La trama del “cementazo” ha salpicado a la mayoría de los partidos políticos y a los tres poderes de la República. Nuestra porosa institucionalidad ha quedado expuesta por lo que parece ser una vasta red de tráfico de influencias y protección de espaldas. Aun así, la percepción –o más bien resignación– es que no va a pasar nada. Todo se trata, nos dicen, de coincidencias propias de un país donde todo el mundo se conoce y sufre de mala memoria. La mediocre labor del fiscal no nos hace prever otro desenlace.
Sin embargo, la suerte no está echada. Los mortales fuera de esta red de cuido podríamos cambiar este sombrío panorama si apechugáramos ciertas lecciones. La más importante es que debemos acabar con el actual modelo económico mercantilista donde el Estado –léase políticos– escoge quiénes ganan y quiénes pierden.
Por años se nos han inculcado las supuestas bondades de un Estado omnipresente que “organiza y estimula la producción”. Muchos creen religiosamente en esta premisa ideológica sin aterrizar en el hecho de que el Estado es manejado por políticos de carne y hueso que siempre estarán expuestos a las tentaciones del poder. Y entre más poder acumule el Estado –en recursos e intervenciones en la economía– mayor es la tentación.
La banca estatal, por ejemplo, maneja una cartera de ¢9,8 billones. Si bien buena parte de la asignación del crédito se maneja con criterios técnicos, ha quedado claro cómo muchos préstamos multimillonarios se otorgan sin garantía o bajo condiciones nebulosas donde predomina el compadrazgo político. No es por nada que los puestos en las juntas directivas de estos bancos son muy cotizados. La pregunta que nos atañe es: ¿quién gana con tener una banca estatal donde la norma explícita es la privatización de las ganancias y la nacionalización de las pérdidas?

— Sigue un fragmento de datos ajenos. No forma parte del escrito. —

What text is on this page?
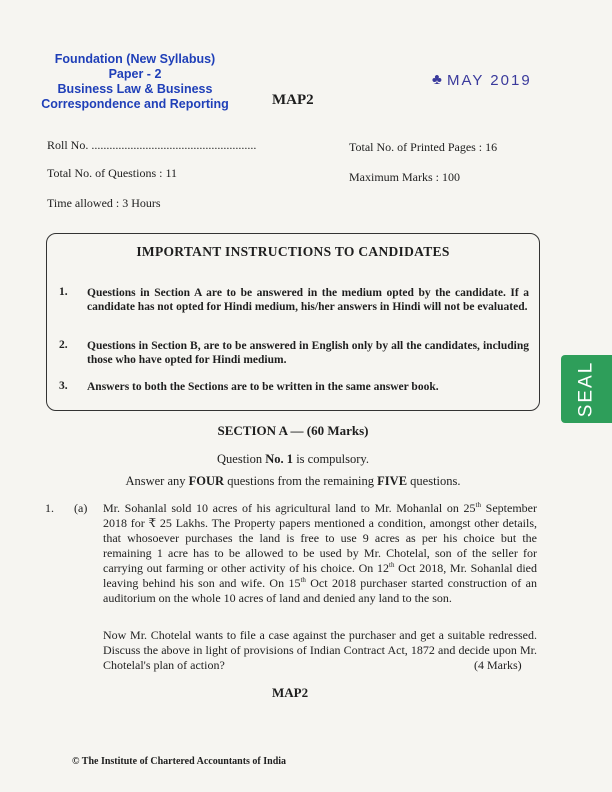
Foundation (New Syllabus)
Paper - 2
Business Law & Business
Correspondence and Reporting	MAP2
♣ MAY 2019
Roll No. .......................................................	Total No. of Printed Pages : 16
Total No. of Questions : 11	Maximum Marks : 100
Time allowed : 3 Hours
IMPORTANT INSTRUCTIONS TO CANDIDATES
1. Questions in Section A are to be answered in the medium opted by the candidate. If a candidate has not opted for Hindi medium, his/her answers in Hindi will not be evaluated.
2. Questions in Section B, are to be answered in English only by all the candidates, including those who have opted for Hindi medium.
3. Answers to both the Sections are to be written in the same answer book.	SEAL
SECTION A — (60 Marks)
Question No. 1 is compulsory.
Answer any FOUR questions from the remaining FIVE questions.
1. (a) Mr. Sohanlal sold 10 acres of his agricultural land to Mr. Mohanlal on 25th September 2018 for ₹ 25 Lakhs. The Property papers mentioned a condition, amongst other details, that whosoever purchases the land is free to use 9 acres as per his choice but the remaining 1 acre has to be allowed to be used by Mr. Chotelal, son of the seller for carrying out farming or other activity of his choice. On 12th Oct 2018, Mr. Sohanlal died leaving behind his son and wife. On 15th Oct 2018 purchaser started construction of an auditorium on the whole 10 acres of land and denied any land to the son.
Now Mr. Chotelal wants to file a case against the purchaser and get a suitable redressed. Discuss the above in light of provisions of Indian Contract Act, 1872 and decide upon Mr. Chotelal's plan of action?	(4 Marks)
MAP2
© The Institute of Chartered Accountants of India
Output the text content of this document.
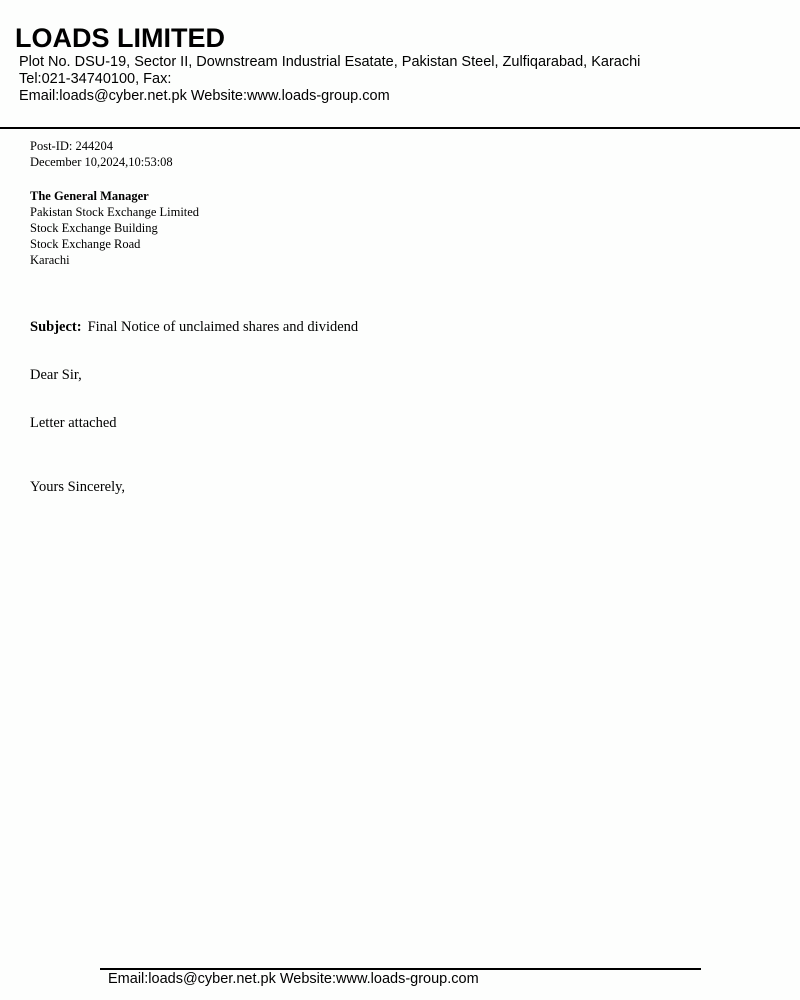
LOADS LIMITED
Plot No. DSU-19, Sector II, Downstream Industrial Esatate, Pakistan Steel, Zulfiqarabad, Karachi
Tel:021-34740100, Fax:
Email:loads@cyber.net.pk Website:www.loads-group.com
Post-ID: 244204
December 10,2024,10:53:08
The General Manager
Pakistan Stock Exchange Limited
Stock Exchange Building
Stock Exchange Road
Karachi
Subject: Final Notice of unclaimed shares and dividend
Dear Sir,
Letter attached
Yours Sincerely,
Email:loads@cyber.net.pk Website:www.loads-group.com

Otra cuestionable intervención estatal la ilustran los mercados cautivos, como el del cemento. Lamentablemente, la muy necesaria apertura de este duopolio pareciera no haberse hecho por convicción sobre las bondades de la competencia –el gobierno recién aumentó los aranceles al arroz para proteger al cartel de Conarroz– sino para beneficiar a un empresario particular. ¿Por qué mejor no aceptar como principio general la apertura de todos los mercados?
Si queremos limitar la capacidad de los políticos de trasegar favores, debemos eliminar estas y otras intervenciones del Estado en la economía.